Today would have been Julia Child's 100th birthday, and Eatocracy is celebrating her legacy. Fans sent in their favorite stories about the beloved TV chef and cookbook author.
‘You taught my dad how to cook’
Monica Bennett was 12 years old and heartbroken over her parents’ recent divorce when she moved to Ohio to live with her dad. On his own for the first time, her father had to learn how to cook for his daughter.
Night after night, Bennett found her father bent over Julia’s “Mastering the Art of French Cooking,” preparing a feast for just the two of them. They enjoyed Boeuf Bourgignon countless evenings, but her favorite was Child’s crepes. Twenty-five years later, she carries on the crepe-making tradition – and other culinary adventures - with her own family.
“When I’m cooking from the food splattered pages, I feel like he is there right beside me teaching me how to cook again,” she wrote on CNN iReport. Sometimes she can even hear his thick Czech accent, calling out “That’s right darling, and then you flip the crepe!”
“Thank YOU Julia,” she said. “You taught my dad how to cook who then taught me how to cook, and for that, I am forever grateful to you.”
When Julia snorted
In 1991, Paula Werne was editor of the now-defunct magazine “Catering Today” when Julia Child gave the keynote address at that year’s catering industry awards luncheon.
The audience “lapped up every word” of Child’s ode to cooking with cream and butter (always in moderation), using real food and savoring the preparation. Then she moved on to her disdain for frozen meals and microwaves, and Werne started to turn green.
Werne knew what was coming next. The magazine publisher began his presentation of the catering industry awards. The top prize? A Denver caterer who sold low fat, low calorie meals. Which were frozen. And could be heated in the microwave.

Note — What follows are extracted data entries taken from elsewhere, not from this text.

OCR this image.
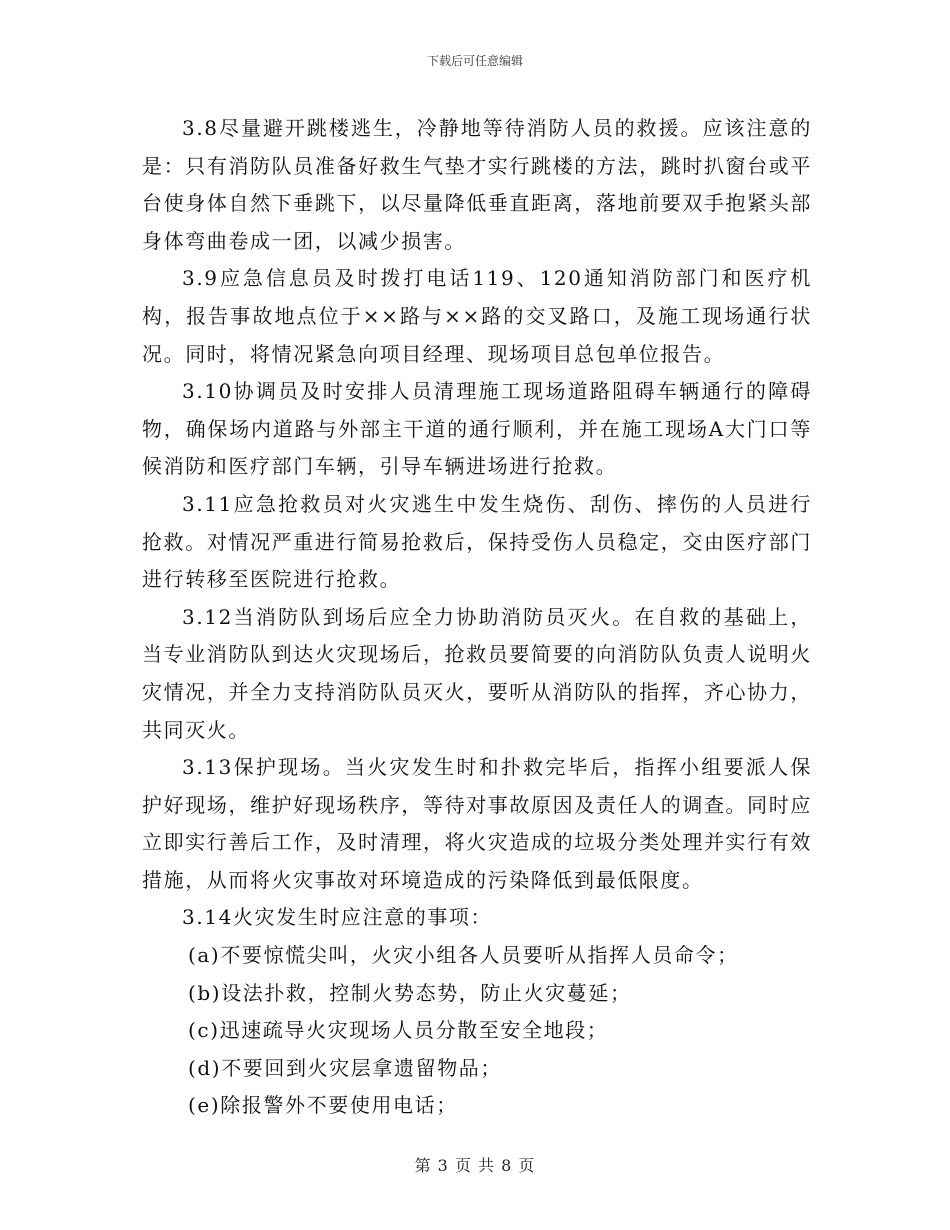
下载后可任意编辑

3.8尽量避开跳楼逃生，冷静地等待消防人员的救援。应该注意的是：只有消防队员准备好救生气垫才实行跳楼的方法，跳时扒窗台或平台使身体自然下垂跳下，以尽量降低垂直距离，落地前要双手抱紧头部身体弯曲卷成一团，以减少损害。

3.9应急信息员及时拨打电话119、120通知消防部门和医疗机构，报告事故地点位于××路与××路的交叉路口，及施工现场通行状况。同时，将情况紧急向项目经理、现场项目总包单位报告。

3.10协调员及时安排人员清理施工现场道路阻碍车辆通行的障碍物，确保场内道路与外部主干道的通行顺利，并在施工现场A大门口等候消防和医疗部门车辆，引导车辆进场进行抢救。

3.11应急抢救员对火灾逃生中发生烧伤、刮伤、摔伤的人员进行抢救。对情况严重进行简易抢救后，保持受伤人员稳定，交由医疗部门进行转移至医院进行抢救。

3.12当消防队到场后应全力协助消防员灭火。在自救的基础上，当专业消防队到达火灾现场后，抢救员要简要的向消防队负责人说明火灾情况，并全力支持消防队员灭火，要听从消防队的指挥，齐心协力，共同灭火。

3.13保护现场。当火灾发生时和扑救完毕后，指挥小组要派人保护好现场，维护好现场秩序，等待对事故原因及责任人的调查。同时应立即实行善后工作，及时清理，将火灾造成的垃圾分类处理并实行有效措施，从而将火灾事故对环境造成的污染降低到最低限度。

3.14火灾发生时应注意的事项：

(a)不要惊慌尖叫，火灾小组各人员要听从指挥人员命令；

(b)设法扑救，控制火势态势，防止火灾蔓延；

(c)迅速疏导火灾现场人员分散至安全地段；

(d)不要回到火灾层拿遗留物品；

(e)除报警外不要使用电话；

第 3 页 共 8 页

“We were giving this top award to this caterer who did the opposite of everything she had just lectured about,” Werne said. “The timing couldn’t have been worse.”
Werne, then five months pregnant and already battling nausea, watched Child’s jaw clench tighter and tighter, and thought she might be sick in front of the famous chef.
And then, “Ms. Child snorted!”
“I think she tried to sit and be polite but it overcame her. The noise she made was just so visceral – I don’t think she could control it,” Werne told CNN iReport. “I loved Julia Child that moment. She was my hero from that day on.”
'I tried to be Julia Child'
iReporter Cynthia Falardeau loved Julia Child so much she wanted to be her. So she was, for Halloween 1985, and won the costume contest at a college fraternity party with her denim shirt and Aqua Net shellacked hair.
The costume was the closest she got to personifying Child, she said, because "I was a terrible cook."
Fortunately for Falardeau, she met and married a man who loves to cook as much as she loves food. In her iReport, she wrote:
“Thank you Julia for inspiring me to dream of food and to find a man that exemplifies all you believed.”